Discrimination impacted 90 percent of transgender employees. Over 70 percent of respondents took actions like hiding their gender identity, quitting a job or postponing transition because of concerns about discrimination. Roughly 25 percent of the respondents experienced treatment that included refusal to choose a restroom that matched their gender identity and requirements to dress differently. Others had a supervisor or co-worker disclose personal information without permission about their transgender choices.

Similarly, gay, lesbian and bisexual people were the targets of discrimination. Approximately half of LGBT people earned lower wages, got passed over for promotions or lost their jobs because of prejudice in the workplace.
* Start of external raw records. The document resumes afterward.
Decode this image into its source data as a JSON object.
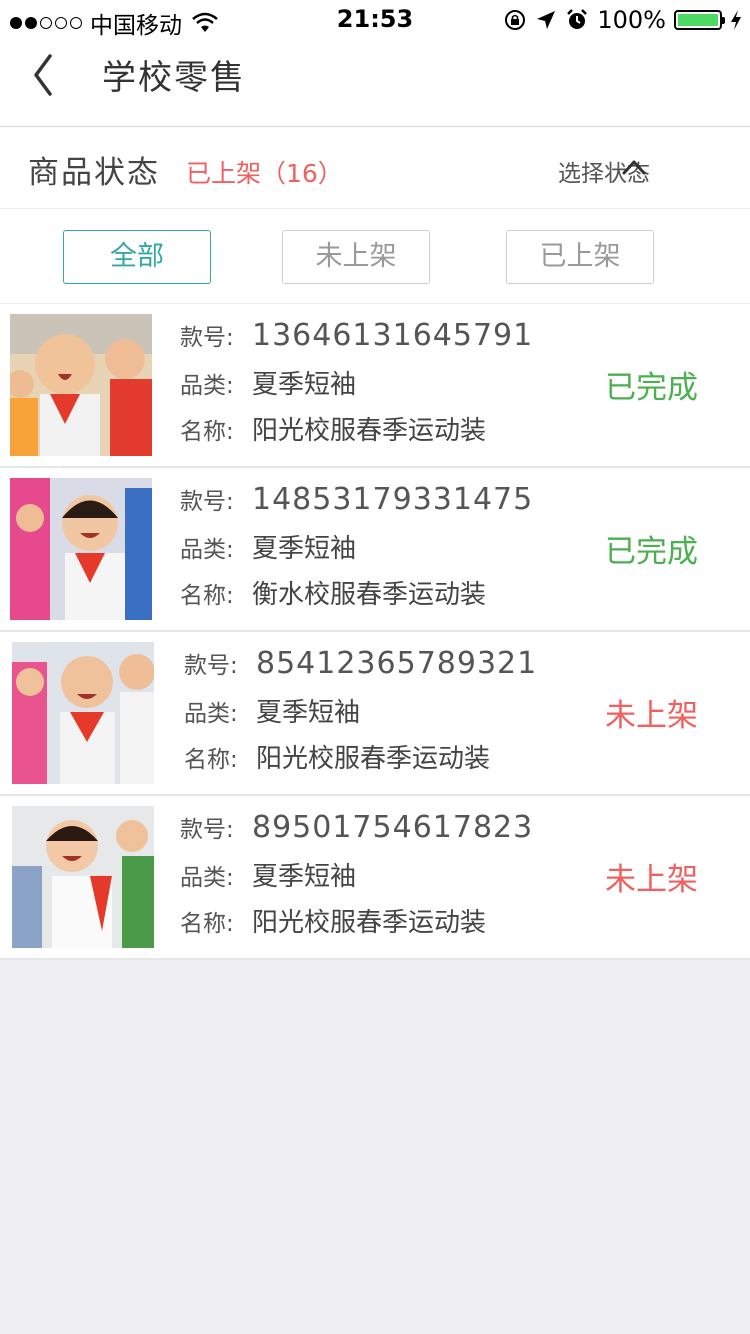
{
  "statusbar": {
    "carrier": "中国移动",
    "time": "21:53",
    "battery": "100%"
  },
  "nav": {
    "title": "学校零售"
  },
  "filter": {
    "label": "商品状态",
    "current_status": "已上架（16）",
    "select_label": "选择状态"
  },
  "tabs": [
    {
      "label": "全部",
      "active": true
    },
    {
      "label": "未上架",
      "active": false
    },
    {
      "label": "已上架",
      "active": false
    }
  ],
  "field_labels": {
    "code": "款号:",
    "category": "品类:",
    "name": "名称:"
  },
  "products": [
    {
      "code": "13646131645791",
      "category": "夏季短袖",
      "name": "阳光校服春季运动装",
      "status": "已完成"
    },
    {
      "code": "14853179331475",
      "category": "夏季短袖",
      "name": "衡水校服春季运动装",
      "status": "已完成"
    },
    {
      "code": "85412365789321",
      "category": "夏季短袖",
      "name": "阳光校服春季运动装",
      "status": "未上架"
    },
    {
      "code": "89501754617823",
      "category": "夏季短袖",
      "name": "阳光校服春季运动装",
      "status": "未上架"
    }
  ],
  "colors": {
    "accent": "#35a7a5",
    "status_done": "#4caf50",
    "status_off": "#f06060"
  }
}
Acting upon the strong results of the survey, the civil rights commission sent a letter to the President of the United States calling for federal agencies to develop protections for LGBT employees.

When an individual experiences workplace discrimination, an attorney could provide the person with insights about legal options. The lawyer could examine the state and federal employment and civil rights laws to identify a strategy for recovering damages. To create a lawsuit, an attorney may gather evidence from payroll records, correspondence with a supervisor, employee evaluations and the employer’s response to a complaint. The goals of the legal action could vary depending on the client’s desires. For example, a client might want to be reinstated to a position with back pay or only want to pursue punitive damages and lost pay for mistreatment.